The search for one's identity turns into a painful experience because there is no other and the amount of casual or steady relationships overburdens people. Sexuality doesn't help to overcome loneliness either as Shiota Akihiko from Japan shows in his film "Wet Woman in the Wind". The daughter's search for her lost father in " La idea de un lago" by Milagros Mumenthaler from Argentina during which the mother and the brother are discovered, looks for childhood places that have been lost. Pieces of memory are brought together like a puzzle, so that one might have a better idea of oneself and one's world. But the fragmentation remains and is always reason for lament. "I say to God my Rock, "Why have you forgotten me? Why must I go about mourning, oppressed by the enemy?" (Psalm 42, 9)
One can perceive the programme of the 69th film festival in Locarno as a liturgy of lament.
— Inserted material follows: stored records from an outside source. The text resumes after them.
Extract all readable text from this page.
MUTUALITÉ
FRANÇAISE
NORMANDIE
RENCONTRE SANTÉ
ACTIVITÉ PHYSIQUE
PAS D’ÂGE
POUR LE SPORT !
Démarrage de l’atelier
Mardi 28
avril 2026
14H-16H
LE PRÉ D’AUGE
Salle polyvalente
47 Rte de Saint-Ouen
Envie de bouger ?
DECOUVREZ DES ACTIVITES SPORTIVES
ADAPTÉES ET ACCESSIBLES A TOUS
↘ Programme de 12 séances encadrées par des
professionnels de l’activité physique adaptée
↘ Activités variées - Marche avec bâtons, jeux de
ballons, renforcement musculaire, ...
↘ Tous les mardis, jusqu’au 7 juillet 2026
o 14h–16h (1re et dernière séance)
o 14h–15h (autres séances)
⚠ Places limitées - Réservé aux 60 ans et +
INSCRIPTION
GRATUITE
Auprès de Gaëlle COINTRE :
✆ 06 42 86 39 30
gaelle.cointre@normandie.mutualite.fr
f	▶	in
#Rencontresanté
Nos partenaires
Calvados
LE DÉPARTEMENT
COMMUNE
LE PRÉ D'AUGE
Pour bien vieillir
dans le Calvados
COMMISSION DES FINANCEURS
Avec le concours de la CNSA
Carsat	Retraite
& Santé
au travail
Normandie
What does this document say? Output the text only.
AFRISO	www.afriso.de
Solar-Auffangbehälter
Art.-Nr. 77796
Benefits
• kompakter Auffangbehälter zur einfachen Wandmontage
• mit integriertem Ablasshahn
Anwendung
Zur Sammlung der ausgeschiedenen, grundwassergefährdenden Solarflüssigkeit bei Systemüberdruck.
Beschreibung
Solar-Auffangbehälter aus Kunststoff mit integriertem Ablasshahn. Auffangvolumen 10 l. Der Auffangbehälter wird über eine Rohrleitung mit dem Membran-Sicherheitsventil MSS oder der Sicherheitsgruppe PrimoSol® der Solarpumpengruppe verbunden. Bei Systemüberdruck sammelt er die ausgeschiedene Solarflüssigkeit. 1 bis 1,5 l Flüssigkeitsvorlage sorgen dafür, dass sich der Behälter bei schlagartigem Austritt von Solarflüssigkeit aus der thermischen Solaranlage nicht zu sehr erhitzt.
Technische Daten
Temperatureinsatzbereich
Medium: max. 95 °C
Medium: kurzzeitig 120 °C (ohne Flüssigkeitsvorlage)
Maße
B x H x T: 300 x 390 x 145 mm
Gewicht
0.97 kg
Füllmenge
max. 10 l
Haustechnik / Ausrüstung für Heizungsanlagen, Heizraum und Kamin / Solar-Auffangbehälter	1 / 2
Homesickness ("Correspondencias" by Rita Azevedo Gomes from Portugal), disease ("Scarred Hearts" by Radu Jude from Romania) and the fight for the recognition within society and for personal dignity ("Slava" by Kristina Grozeva from Bulgaria) concentrate the experiences of loneliness and turn them into such " cries out of solitude". By giving so much room to lament and protest, to the criticism of miserable circumstances and a view into the abysses of the individual and of society, the film festivals make an indispensable contribution to the cultural, the social and the political self-understanding of our society. Thus, it is a prophetic voice that denounces grievances, shows pain and suffering and asks necessary questions as to how to overcome them.
Films as a "parable of life" look through the surface into the depth in order to find the spirit or non-spirit of the respective times. For the churches it is a special challenge to hear these prophetic voices that speak in a secular world. It's not one's own voice, but it's the words and images of others that often capture the godlessness and the longing of the people in a much more attentive way. The church has to realize its own blindness so that its eyes will see the images of the lonely and its ears will hear the laments of the unheard. In "La Prunelle de mes yeux" by Axelle Ropert from France it is the blind Elise who opens Theo's eyes for love by constantly provoking him in a nearly unbearable manner. Thus, the "apple of the eye" gets an altogether new meaning. It is no longer just a loveable object, but it turns into a source of a completely new way of seeing in spite of someone's blindness. Festivals can turn into places of the prophetic by turning the public into "apples of God's eye" so that it lends its eyes and ears to the voices of lament and pain. The ecumenical jury has certainly experienced this opening up of eyes and ears, of hearts and minds very intensively.